A 2,400 page will was doomed to have mistakes in it. How many Congressman actually read the entire thing? The fired-up constituents who invaded townhall meetings across the country sure did, and they did not like what they read.
The law defines a health insurance exchange as a "governmental agency or nonprofit entity that is established by a state" in one section of the law, and then says later that individuals who participate in exchanges under that definition are eligible for subsidies. Because the law only says a "state" and not "a state or the federal government," Cannon and Adler argue that the federal government cannot legally dole out subsidies or tax breaks to people who buy insurance from federal exchanges.
Only fourteen states are anywhere near setting up these "exchanges". Louisiana has pledged not to participate, so has Texas. Now they have a winning argument bolstering their states-rights independence.

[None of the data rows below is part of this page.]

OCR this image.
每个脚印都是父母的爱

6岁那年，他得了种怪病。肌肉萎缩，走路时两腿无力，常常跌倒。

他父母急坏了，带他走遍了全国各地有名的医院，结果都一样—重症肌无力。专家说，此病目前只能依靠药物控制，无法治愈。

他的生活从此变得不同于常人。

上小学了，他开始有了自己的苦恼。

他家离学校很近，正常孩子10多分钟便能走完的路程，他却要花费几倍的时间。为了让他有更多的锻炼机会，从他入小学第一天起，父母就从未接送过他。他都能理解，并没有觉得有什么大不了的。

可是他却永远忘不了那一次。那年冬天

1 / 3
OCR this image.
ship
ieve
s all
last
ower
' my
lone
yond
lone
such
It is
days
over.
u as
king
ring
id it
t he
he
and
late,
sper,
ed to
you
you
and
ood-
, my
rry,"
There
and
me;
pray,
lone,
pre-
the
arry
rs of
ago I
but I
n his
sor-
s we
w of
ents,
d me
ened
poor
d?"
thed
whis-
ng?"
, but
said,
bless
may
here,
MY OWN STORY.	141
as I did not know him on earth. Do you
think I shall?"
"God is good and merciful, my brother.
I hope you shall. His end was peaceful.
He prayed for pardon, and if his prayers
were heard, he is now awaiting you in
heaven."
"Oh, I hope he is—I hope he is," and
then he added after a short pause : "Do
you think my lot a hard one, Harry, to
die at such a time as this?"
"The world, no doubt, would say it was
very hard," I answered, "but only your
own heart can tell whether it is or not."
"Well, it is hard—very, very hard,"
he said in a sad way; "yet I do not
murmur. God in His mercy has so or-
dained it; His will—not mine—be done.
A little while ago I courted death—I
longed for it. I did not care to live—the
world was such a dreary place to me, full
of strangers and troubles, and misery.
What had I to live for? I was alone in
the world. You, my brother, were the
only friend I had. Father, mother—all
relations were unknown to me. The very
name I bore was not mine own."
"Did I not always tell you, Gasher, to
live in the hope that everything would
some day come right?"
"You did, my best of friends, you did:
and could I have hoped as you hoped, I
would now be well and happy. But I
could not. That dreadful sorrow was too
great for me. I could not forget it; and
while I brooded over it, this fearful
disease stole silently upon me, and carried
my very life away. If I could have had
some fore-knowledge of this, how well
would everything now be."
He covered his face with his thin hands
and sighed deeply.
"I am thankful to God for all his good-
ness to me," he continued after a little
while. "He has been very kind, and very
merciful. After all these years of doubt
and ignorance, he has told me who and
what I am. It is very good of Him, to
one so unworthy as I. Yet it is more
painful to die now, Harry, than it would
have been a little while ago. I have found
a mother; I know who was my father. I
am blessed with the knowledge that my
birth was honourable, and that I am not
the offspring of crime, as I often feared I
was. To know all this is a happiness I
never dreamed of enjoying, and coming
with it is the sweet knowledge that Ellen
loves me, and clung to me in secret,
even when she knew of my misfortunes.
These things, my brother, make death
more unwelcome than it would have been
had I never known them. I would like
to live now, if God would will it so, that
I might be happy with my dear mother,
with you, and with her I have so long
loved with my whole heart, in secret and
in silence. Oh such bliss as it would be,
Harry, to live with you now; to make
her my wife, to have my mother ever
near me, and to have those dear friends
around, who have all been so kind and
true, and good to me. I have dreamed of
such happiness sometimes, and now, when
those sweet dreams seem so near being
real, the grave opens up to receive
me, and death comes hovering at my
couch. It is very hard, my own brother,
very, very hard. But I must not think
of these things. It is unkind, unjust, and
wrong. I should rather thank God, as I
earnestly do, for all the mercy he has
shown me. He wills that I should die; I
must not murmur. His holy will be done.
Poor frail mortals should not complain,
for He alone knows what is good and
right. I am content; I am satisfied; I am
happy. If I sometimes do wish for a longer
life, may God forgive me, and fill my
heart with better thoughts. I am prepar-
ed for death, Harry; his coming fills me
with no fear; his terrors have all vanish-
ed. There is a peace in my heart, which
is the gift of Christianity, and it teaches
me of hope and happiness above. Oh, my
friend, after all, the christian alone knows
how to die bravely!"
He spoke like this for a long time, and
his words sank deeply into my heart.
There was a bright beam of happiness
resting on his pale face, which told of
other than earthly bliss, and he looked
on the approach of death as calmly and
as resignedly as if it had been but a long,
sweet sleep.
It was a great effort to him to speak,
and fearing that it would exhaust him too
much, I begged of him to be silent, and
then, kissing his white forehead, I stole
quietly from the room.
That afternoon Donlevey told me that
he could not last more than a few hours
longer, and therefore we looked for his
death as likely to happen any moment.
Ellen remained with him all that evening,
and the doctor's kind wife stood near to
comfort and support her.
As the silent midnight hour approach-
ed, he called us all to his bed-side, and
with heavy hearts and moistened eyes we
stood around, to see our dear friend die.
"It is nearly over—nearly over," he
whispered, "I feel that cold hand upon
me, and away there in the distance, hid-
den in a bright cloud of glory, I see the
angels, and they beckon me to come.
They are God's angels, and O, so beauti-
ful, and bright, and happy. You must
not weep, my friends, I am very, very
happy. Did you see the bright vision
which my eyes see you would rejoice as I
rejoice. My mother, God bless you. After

All of the gobbledygook that got this bill passed is now coming back to haunt the liberal political establishment that foisted this mess on the American people in the first place.
Obama has already back-pedalled from one key portion of the bill. Other commentaries have suggested that the bill unintentionally offers an insurance subsidy to middle class voters.
Then the most pressing question surfaces: where will the federal government get the money to fund the overwhelming increase in government insurance clients? The final downfall for all collectivized programs will rear its ugly head: central planners, for all their brilliance, simply cannot predict the individual and disparate needs of the population at any given time. A price system which emerges out of the spontaneous order of individual trade and transaction provides a better system for access and quality.
ObamaCare will be repealed, and its own red tape is strangling the law into submission.